Alerts and Updates
Federal Banking Regulators Take Steps to Allow Financial Services for Hemp-Related Businesses
December 3, 2019
The dearth of federally insured cannabis banking prevents cannabis industry participants from utilizing banking services.
Banking has been an impediment for the cannabis industry because the Bank Secrecy Act of 1970 (BSA) and related regulations―which seek to prevent money laundering and other financial crimes―place onerous requirements on banks when a transaction is suspected to involve illegal activity. 12 C.F.R. Section 21.11. Notwithstanding billions of state-legal cannabis dollars exchanging hands, the commercial banking industry, which is largely federally regulated, is virtually nonexistent in the cannabis space. In 2014, the Treasury’s Financial Crimes Enforcement Network (FinCEN) provided guidance intended to enhance the banking of cannabis-related monies by establishing a category of suspicious activity reporting for “marijuana related businesses.” But, according to FinCEN, as of June 30, 2019, just 553 commercial banks and 162 credit unions had filed an SAR for a “marijuana-related business.”
The dearth of federally insured cannabis banking prevents cannabis industry participants from utilizing banking services like payroll and credit card processing, results in private financing at high interest rates, and risks physical harm in transporting large amounts of cash. In addition, it prevents noncannabis companies from entering or providing services to the industry for fear of bank account closures or claims of money laundering. Because the BSA and anti-money-laundering laws apply to “financial institutions,” insurance companies have been reluctant to provide coverage to the industry.
On December 20, 2018, the Agriculture Improvement Act of 2018 (2018 Farm Bill) removed hemp, a strain of cannabis containing low or no psychoactive chemicals, from the definition of “marijuana” under the Controlled Substances Act, making hemp as defined in the 2018 Farm Bill a federally lawful agricultural commodity. See 7 U.S.C. 1639r(a)(1). By removing the “unlawful” label previously applied to hemp, as a strain of cannabis, it was expected that traditional financial institutions would begin to provide their services to businesses and individuals involved with hemp, but not marijuana. However, in the absence of USDA regulations implementing the 2018 Farm Bill, most financial institutions remained reluctant and steered clear.

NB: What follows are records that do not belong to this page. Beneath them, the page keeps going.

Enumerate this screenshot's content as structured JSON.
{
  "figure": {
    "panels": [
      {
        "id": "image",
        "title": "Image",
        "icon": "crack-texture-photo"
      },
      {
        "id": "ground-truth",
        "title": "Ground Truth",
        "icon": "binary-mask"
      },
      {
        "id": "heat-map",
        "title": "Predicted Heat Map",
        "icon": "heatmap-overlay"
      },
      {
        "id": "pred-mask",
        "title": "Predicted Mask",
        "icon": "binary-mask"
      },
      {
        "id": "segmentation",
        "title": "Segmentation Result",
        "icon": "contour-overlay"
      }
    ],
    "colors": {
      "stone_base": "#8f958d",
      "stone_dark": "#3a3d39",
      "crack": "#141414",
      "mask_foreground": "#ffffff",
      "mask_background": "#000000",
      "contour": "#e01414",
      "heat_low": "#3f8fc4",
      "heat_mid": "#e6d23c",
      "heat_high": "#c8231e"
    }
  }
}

On October 29, 2019, the USDA released its draft version of the interim final rule setting forth regulations for the establishment of a Domestic Hemp Production Program. The rule is not yet final (and won’t be until it is published in the Federal Register), but it sets forth provisions governing, among other things: sampling and testing of THC in hemp, hemp transportation, hemp cultivation licensing requirements and penalties for violations of the 2018 Farm Bill. Most importantly, the regulations allow approval of state hemp programs by the USDA, provided they comport with the USDA’s regulatory structure.

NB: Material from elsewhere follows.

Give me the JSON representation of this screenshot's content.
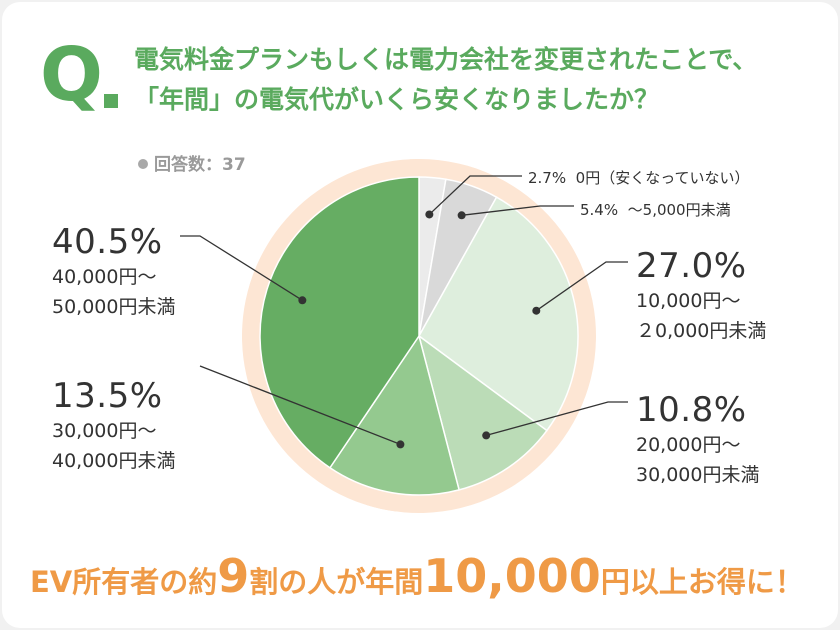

In light of the USDA regulations, on December 3, 2019, FinCEN, along with the Board of Governors of the Federal Reserve System, the Federal Deposit Insurance Corporation and the Office of the Comptroller of the Currency, in consultation with the Conference of State Bank Supervisors, issued their “statement to provide clarity regarding the legal status of commercial growth and production of hemp and relevant requirements for banks under the Bank Secrecy Act (BSA) and its implementing regulations.” Acknowledging the 2018 Farm Bill and the interim final rule, the federal banking regulators’ statement informs banks that they “are not required to file a Suspicious Activity Report (SAR) on customers solely because they are engaged in the growth or cultivation of hemp.” Instead, the statement instructs that “for hemp-related customers, banks are expected to follow standard SAR procedures, and file a SAR if indicia of suspicious activity warrants.” Importantly, the bank regulators’ statement emphasizes the still unlawful nature of marijuana and notes that “[i]n the context of marijuana-related businesses, banks should continue following FinCEN guidance FIN-2014-G001 – BSA Expectations Regarding Marijuana-Related Businesses.”

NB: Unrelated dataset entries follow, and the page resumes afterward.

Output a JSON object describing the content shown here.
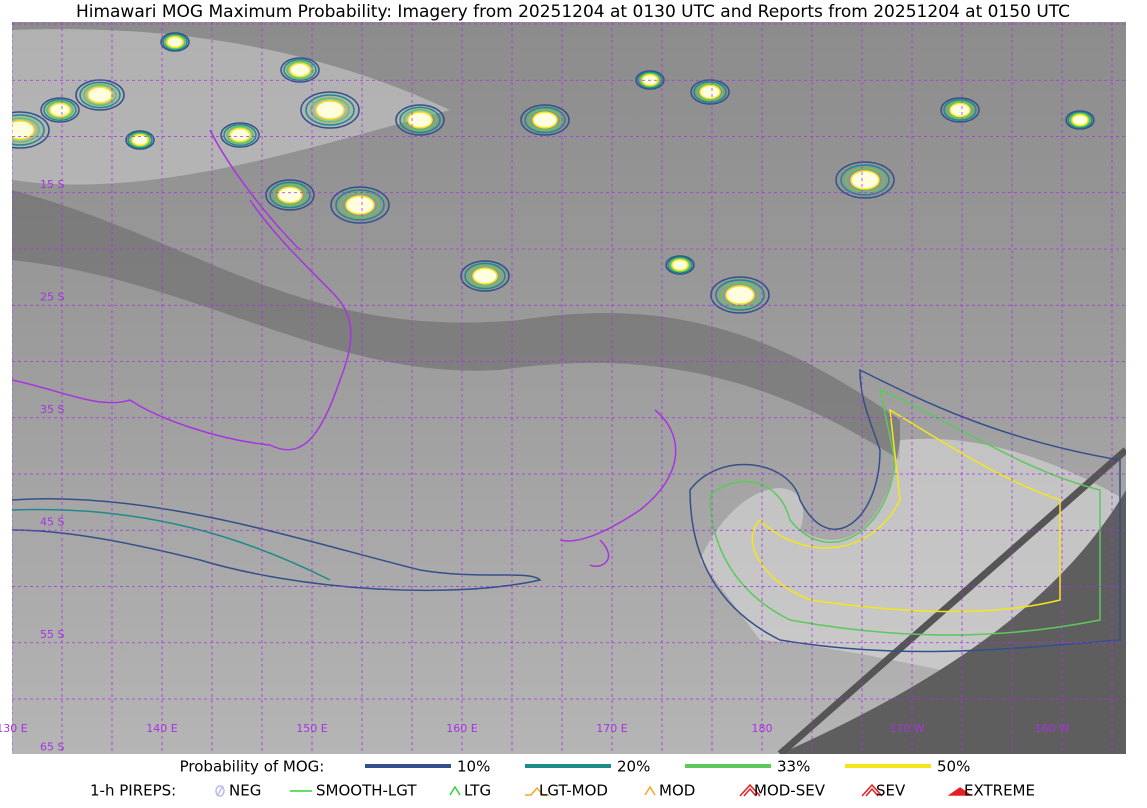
{
  "title": "Himawari MOG Maximum Probability: Imagery from 20251204 at 0130 UTC and Reports from 20251204 at 0150 UTC",
  "map": {
    "lat_labels": [
      "15 S",
      "25 S",
      "35 S",
      "45 S",
      "55 S",
      "65 S"
    ],
    "lon_labels": [
      "130 E",
      "140 E",
      "150 E",
      "160 E",
      "170 E",
      "180",
      "170 W",
      "160 W"
    ]
  },
  "legend": {
    "probability": {
      "label": "Probability of MOG:",
      "items": [
        {
          "label": "10%",
          "color": "#34508a"
        },
        {
          "label": "20%",
          "color": "#1f8a8a"
        },
        {
          "label": "33%",
          "color": "#5cc95c"
        },
        {
          "label": "50%",
          "color": "#f5e61c"
        }
      ]
    },
    "pireps": {
      "label": "1-h PIREPS:",
      "items": [
        {
          "label": "NEG",
          "color": "#b9b9f0",
          "symbol": "neg"
        },
        {
          "label": "SMOOTH-LGT",
          "color": "#2fd52f",
          "symbol": "line"
        },
        {
          "label": "LTG",
          "color": "#2fd52f",
          "symbol": "caret"
        },
        {
          "label": "LGT-MOD",
          "color": "#f5a623",
          "symbol": "hat"
        },
        {
          "label": "MOD",
          "color": "#f5a623",
          "symbol": "caret"
        },
        {
          "label": "MOD-SEV",
          "color": "#e52020",
          "symbol": "hat2"
        },
        {
          "label": "SEV",
          "color": "#e52020",
          "symbol": "caret2"
        },
        {
          "label": "EXTREME",
          "color": "#e52020",
          "symbol": "solid"
        }
      ]
    }
  }
}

While it is not going to change the dearth of banking for marijuana-related business, the federal banking regulators’ guidance for banks providing financial services to hemp-related businesses is welcome news for the hemp industry, as financial institutions may now readily provide their services to hemp-related businesses like businesses in any other industry. It likely will also be well-received by banks, insurers and other financial institutions that have been interested in, but have largely foregone, providing financial services to the hemp industry, which has grown into a multibillion-dollar market with exciting potential.
Hemp industry participants should be mindful that FinCEN will issue additional guidance after further reviewing and evaluating the interim final rule. The USDA is accepting public comment on the proposed Domestic Hemp Production Program until December 30, 2019.